Australia's biggest businesses, many of which are behind the HR Nicholls Society, are driving the Coalition to make changes which they know are not supported and which they know will hurt workers and their families.
One in five Coalition voters are ready to change their vote because of the Federal Government's industrial relations changes (Newspoll in The Australian, March 31). The issue is a vote-changer but the Opposition is so wracked with internal dissension that it is failing to capitalise on the issue. As John Robertson from Unions NSW said: "The message for Labor is that it needs to lift its game, ensuring that people's rights are protected." (The Australian, March 31).

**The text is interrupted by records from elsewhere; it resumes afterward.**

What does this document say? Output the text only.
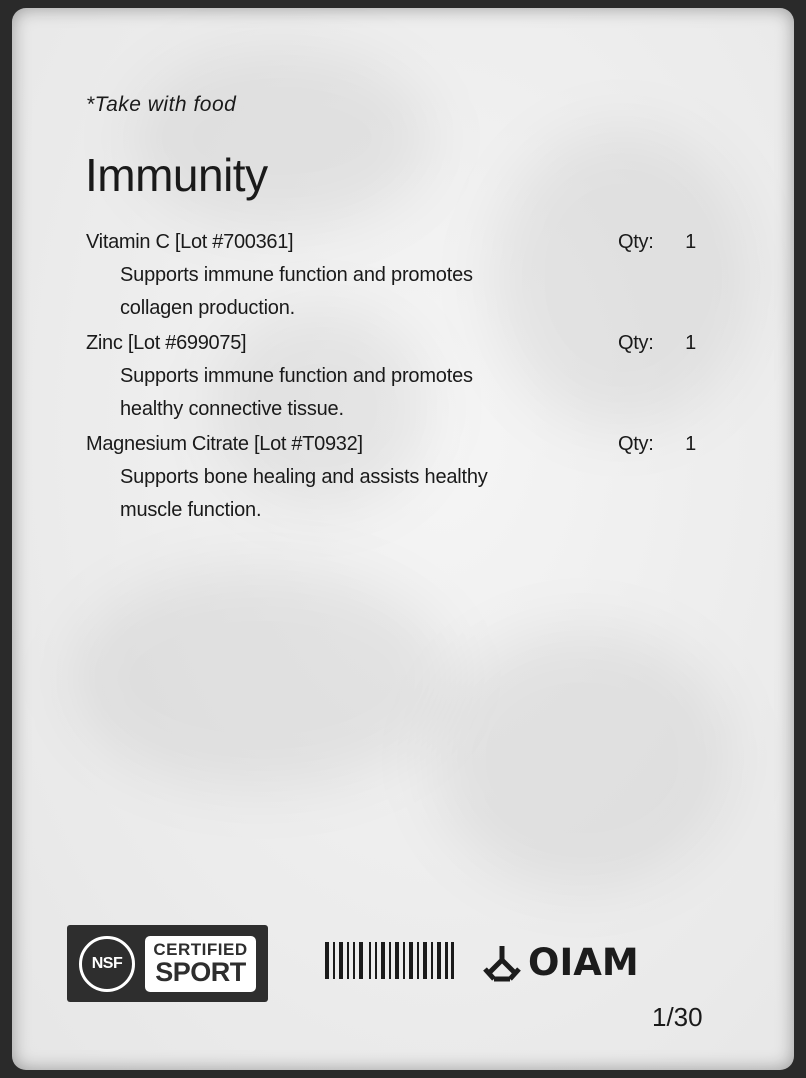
*Take with food
Immunity
Vitamin C [Lot #700361]	Qty: 1
Supports immune function and promotes collagen production.
Zinc [Lot #699075]	Qty: 1
Supports immune function and promotes healthy connective tissue.
Magnesium Citrate [Lot #T0932]	Qty: 1
Supports bone healing and assists healthy muscle function.
NSF
CERTIFIED
SPORT	OIAM
1/30
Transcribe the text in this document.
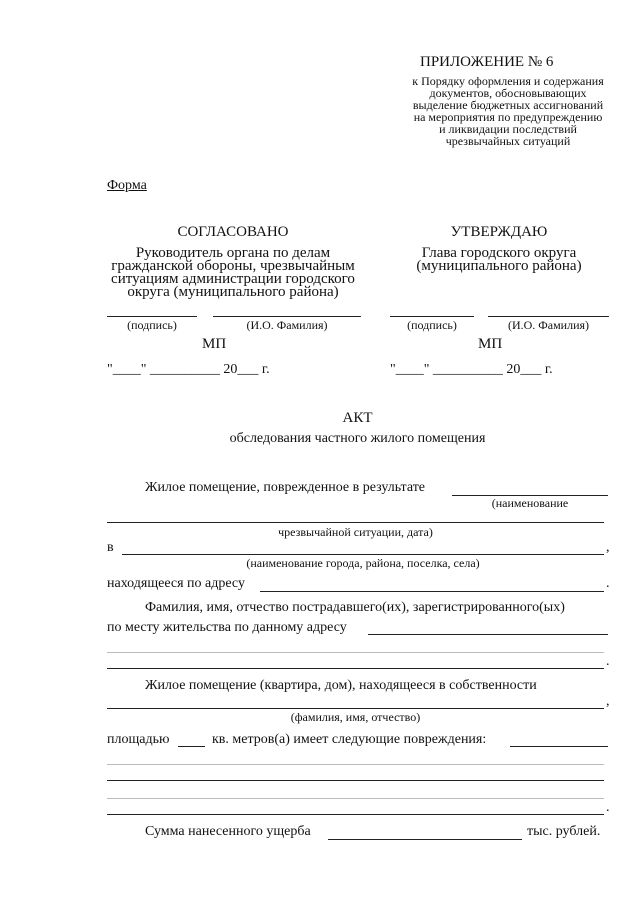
ПРИЛОЖЕНИЕ № 6
к Порядку оформления и содержания
документов, обосновывающих
выделение бюджетных ассигнований
на мероприятия по предупреждению
и ликвидации последствий
чрезвычайных ситуаций
Форма
СОГЛАСОВАНО
Руководитель органа по делам
гражданской обороны, чрезвычайным
ситуациям администрации городского
округа (муниципального района)
(подпись)	(И.О. Фамилия)
МП
"____" __________ 20___ г.
УТВЕРЖДАЮ
Глава городского округа
(муниципального района)
(подпись)	(И.О. Фамилия)
МП
"____" __________ 20___ г.
АКТ
обследования частного жилого помещения
Жилое помещение, поврежденное в результате
(наименование
чрезвычайной ситуации, дата)
в	,
(наименование города, района, поселка, села)
находящееся по адресу	.
Фамилия, имя, отчество пострадавшего(их), зарегистрированного(ых)
по месту жительства по данному адресу
.
Жилое помещение (квартира, дом), находящееся в собственности
,
(фамилия, имя, отчество)
площадью	кв. метров(а) имеет следующие повреждения:
.
Сумма нанесенного ущерба	тыс. рублей.
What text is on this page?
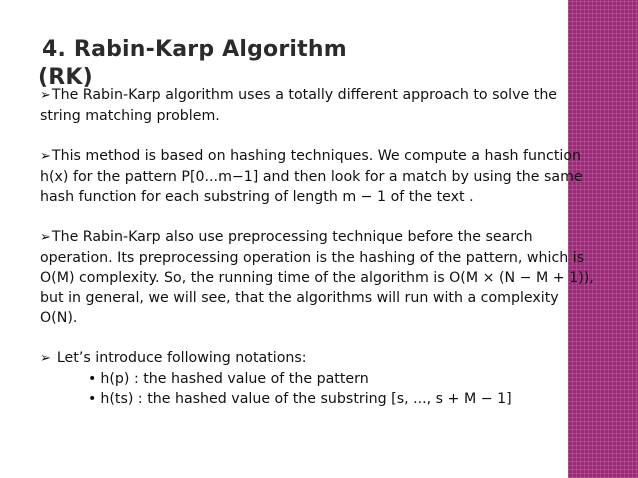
4. Rabin-Karp Algorithm
(RK)

➢The Rabin-Karp algorithm uses a totally different approach to solve the string matching problem.

➢This method is based on hashing techniques. We compute a hash function h(x) for the pattern P[0...m−1] and then look for a match by using the same hash function for each substring of length m − 1 of the text .

➢The Rabin-Karp also use preprocessing technique before the search operation. Its preprocessing operation is the hashing of the pattern, which is O(M) complexity. So, the running time of the algorithm is O(M × (N − M + 1)), but in general, we will see, that the algorithms will run with a complexity O(N).

➢ Let’s introduce following notations:
• h(p) : the hashed value of the pattern
• h(ts) : the hashed value of the substring [s, ..., s + M − 1]
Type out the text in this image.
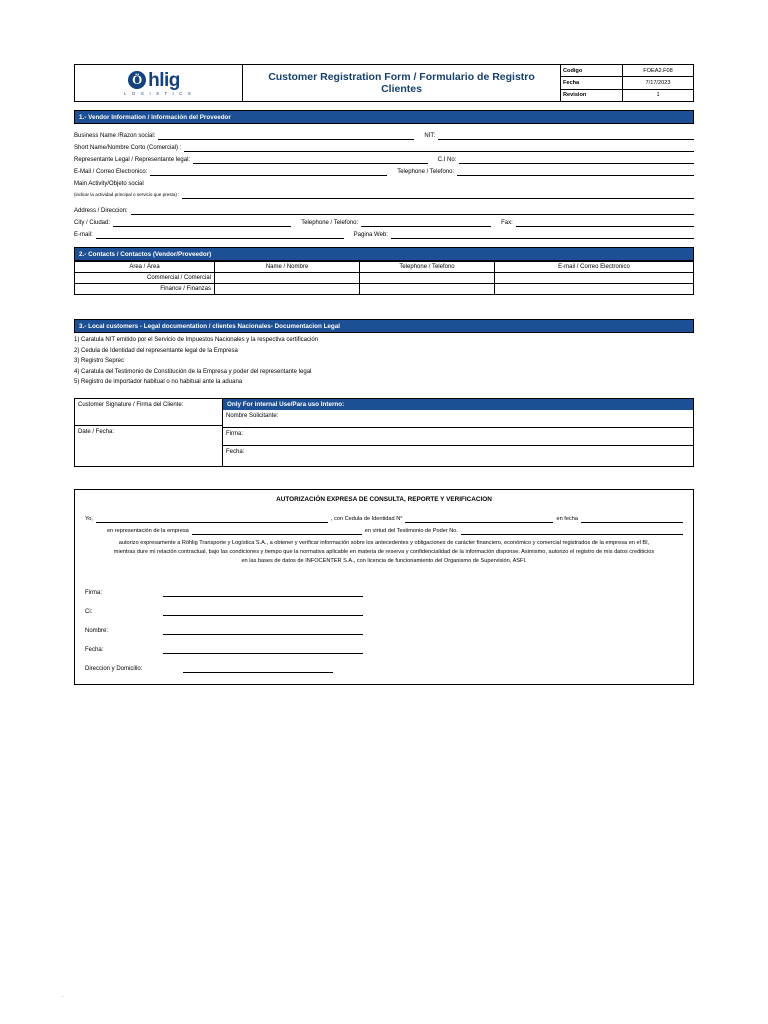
Ö hlig
L O G I S T I C S
Customer Registration Form / Formulario de Registro Clientes
Codigo	FOEA2.F08
Fecha	7/17/2023
Revision	1
1.- Vendor Information / Información del Proveedor
Business Name /Razon social:	NIT:
Short Name/Nombre Corto (Comercial) :
Representante Legal / Representante legal:	C.I No:
E-Mail / Correo Electronico:	Telephone / Telefono:
Main Activity/Objeto social
(indicar la actividad principal o servicio que presta) :
Address / Direccion:
City / Ciudad:	Telephone / Telefono:	Fax:
E-mail:	Pagina Web:
2.- Contacts / Contactos (Vendor/Proveedor)
Area / Área	Name / Nombre	Telephone / Telefono	E-mail / Correo Electronico
Commercial / Comercial			
Finance / Finanzas			
3.- Local customers - Legal documentation / clientes Nacionales- Documentacion Legal
1) Caratula NIT emitido por el Servicio de Impuestos Nacionales y la respectiva certificación
2) Cedula de Identidad del representante legal de la Empresa
3) Registro Seprec
4) Caratula del Testimonio de Constitución de la Empresa y poder del representante legal
5) Registro de importador habitual o no habitual ante la aduana
Customer Signature / Firma del Cliente:
Date / Fecha:
Only For internal Use/Para uso Interno:
Nombre Solicitante:
Firma:
Fecha:
AUTORIZACIÓN EXPRESA DE CONSULTA, REPORTE Y VERIFICACION
Yo,	, con Cedula de Identidad N°	en fecha
en representación de la empresa	en virtud del Testimonio de Poder No.
autorizo expresamente a Röhlig Transporte y Logística S.A., a obtener y verificar información sobre los antecedentes y obligaciones de carácter financiero, económico y comercial registrados de la empresa en el BI, mientras dure mi relación contractual, bajo las condiciones y tiempo que la normativa aplicable en materia de reserva y confidencialidad de la información disponse. Asimismo, autorizo el registro de mis datos crediticios en las bases de datos de INFOCENTER S.A., con licencia de funcionamiento del Organismo de Supervisión, ASFI.
Firma:
Ci:
Nombre:
Fecha:
Direccion y Domicilio:
.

In the absence of effective opposition from Labor, the union movement's campaign must focus on gaining sufficient momentum that every political party will be held to account for its industrial relations policies.
As the Federal Government's industrial relations changes wreak havoc, Federal Education Minister Julie Bishop gave her support to the notion of vouchers across the board in education (The Australian, March 21). If brought to fruition, this policy would hurt children in public schools across Australia. While, Shadow Minister Jenny Macklin rejected the notion, the ALP still appears intent on revisionism with respect to its 2004 Federal Education Policy. Craig Emerson, a prominent ALP backbencher, has called for funding distinctions between public and private schools to be abandoned (The Age, March 24). This notion must be rejected as it jettisons the ideal of public education for the common good and, in Canadian philosopher John Ralston Saul's words, the essential role public education plays "in making us a civilised democracy".
Federation supports the redistribution of funds from private schools to public schools. ALP policy in 2004 merely redistributed funding within the private pool. Emerson's call for an additional $2.5 billion a year in funding would be a welcome and needed additional funding for public schools.
Congratulations to everyone involved in the Federation's successful occupational health and safety prosecution. The Department of Education and Training was found guilty of breaches at Dover Heights High School following the violent incidents against staff and students by a student (see story page 3).
Finally, on April 5, NSW Upper House began to debate a bill to delay the mandatory introduction of the Computer Skills Assessment Test in 2006. Thank you to those members who lobbied MPs and to the Greens who were due to move the Bill.